Gonzalo Vega plays Candelario, a wanderer. At the beginning of the film he walks into a sleepy little town in the middle of nowhere. He asks for shelter at a ranch, intending to stay for one night, and he ends up staying for years. The premise is familiar, but the story takes unpredictable turns. The screenplay is by director Luis Alcoriza and his wife Janet. While they deal with themes that are familiar from other Mexican films, the characters don’t always act the way we’d expect, and the screenwriters avoid delivering any comfortable resolutions. Initially many of the town’s residents react to Candelario with suspicion and fear. Over time some of them come to regard him as a man to love and respect. But he never seems quite sure how to take it all. Should he accept his new life and take the good with the bad, or just walk away from it all?

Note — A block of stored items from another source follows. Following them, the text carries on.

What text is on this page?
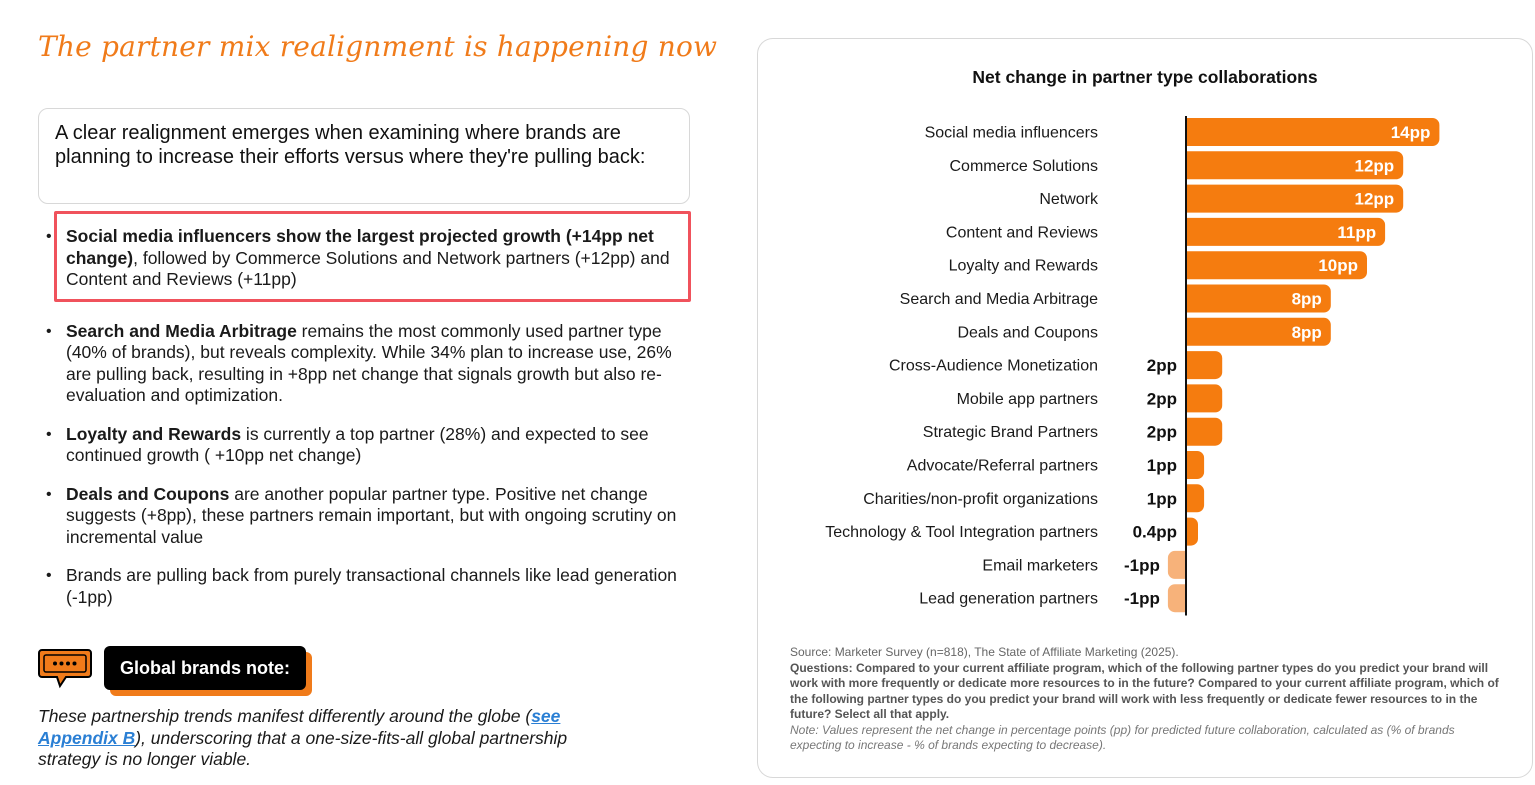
The partner mix realignment is happening now
A clear realignment emerges when examining where brands are planning to increase their efforts versus where they're pulling back:
• Social media influencers show the largest projected growth (+14pp net change), followed by Commerce Solutions and Network partners (+12pp) and Content and Reviews (+11pp)
• Search and Media Arbitrage remains the most commonly used partner type (40% of brands), but reveals complexity. While 34% plan to increase use, 26% are pulling back, resulting in +8pp net change that signals growth but also re-evaluation and optimization.
• Loyalty and Rewards is currently a top partner (28%) and expected to see continued growth ( +10pp net change)
• Deals and Coupons are another popular partner type. Positive net change suggests (+8pp), these partners remain important, but with ongoing scrutiny on incremental value
• Brands are pulling back from purely transactional channels like lead generation (-1pp)
Global brands note:
These partnership trends manifest differently around the globe (see Appendix B), underscoring that a one-size-fits-all global partnership strategy is no longer viable.
Net change in partner type collaborations
Social media influencers	14pp
Commerce Solutions	12pp
Network	12pp
Content and Reviews	11pp
Loyalty and Rewards	10pp
Search and Media Arbitrage	8pp
Deals and Coupons	8pp
Cross-Audience Monetization	2pp
Mobile app partners	2pp
Strategic Brand Partners	2pp
Advocate/Referral partners	1pp
Charities/non-profit organizations	1pp
Technology & Tool Integration partners 0.4pp
Email marketers -1pp
Lead generation partners -1pp
Source: Marketer Survey (n=818), The State of Affiliate Marketing (2025).
Questions: Compared to your current affiliate program, which of the following partner types do you predict your brand will work with more frequently or dedicate more resources to in the future? Compared to your current affiliate program, which of the following partner types do you predict your brand will work with less frequently or dedicate fewer resources to in the future? Select all that apply.
Note: Values represent the net change in percentage points (pp) for predicted future collaboration, calculated as (% of brands expecting to increase - % of brands expecting to decrease).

This ambiguity is at the heart of the movie. Like Renoir, Alcoriza seems to be interested in the way people interact, and doesn’t feel the need to judge his characters. He takes his time in telling the story, and the film has a easygoing, unforced rhythm. Miguel Garzon’s cinematography captures the muted colors of rural Mexico, and Pedro Plascencia’s sparse music has an air of gentle melancholy. I don’t feel like I need to understand this movie completely, because the director isn’t asking for that. He seems to content to let us watch these characters as their stories unfold, and life takes its course.
Released by Desert Mountain Media (Latin Cinema Collection). In Spanish with English subtitles.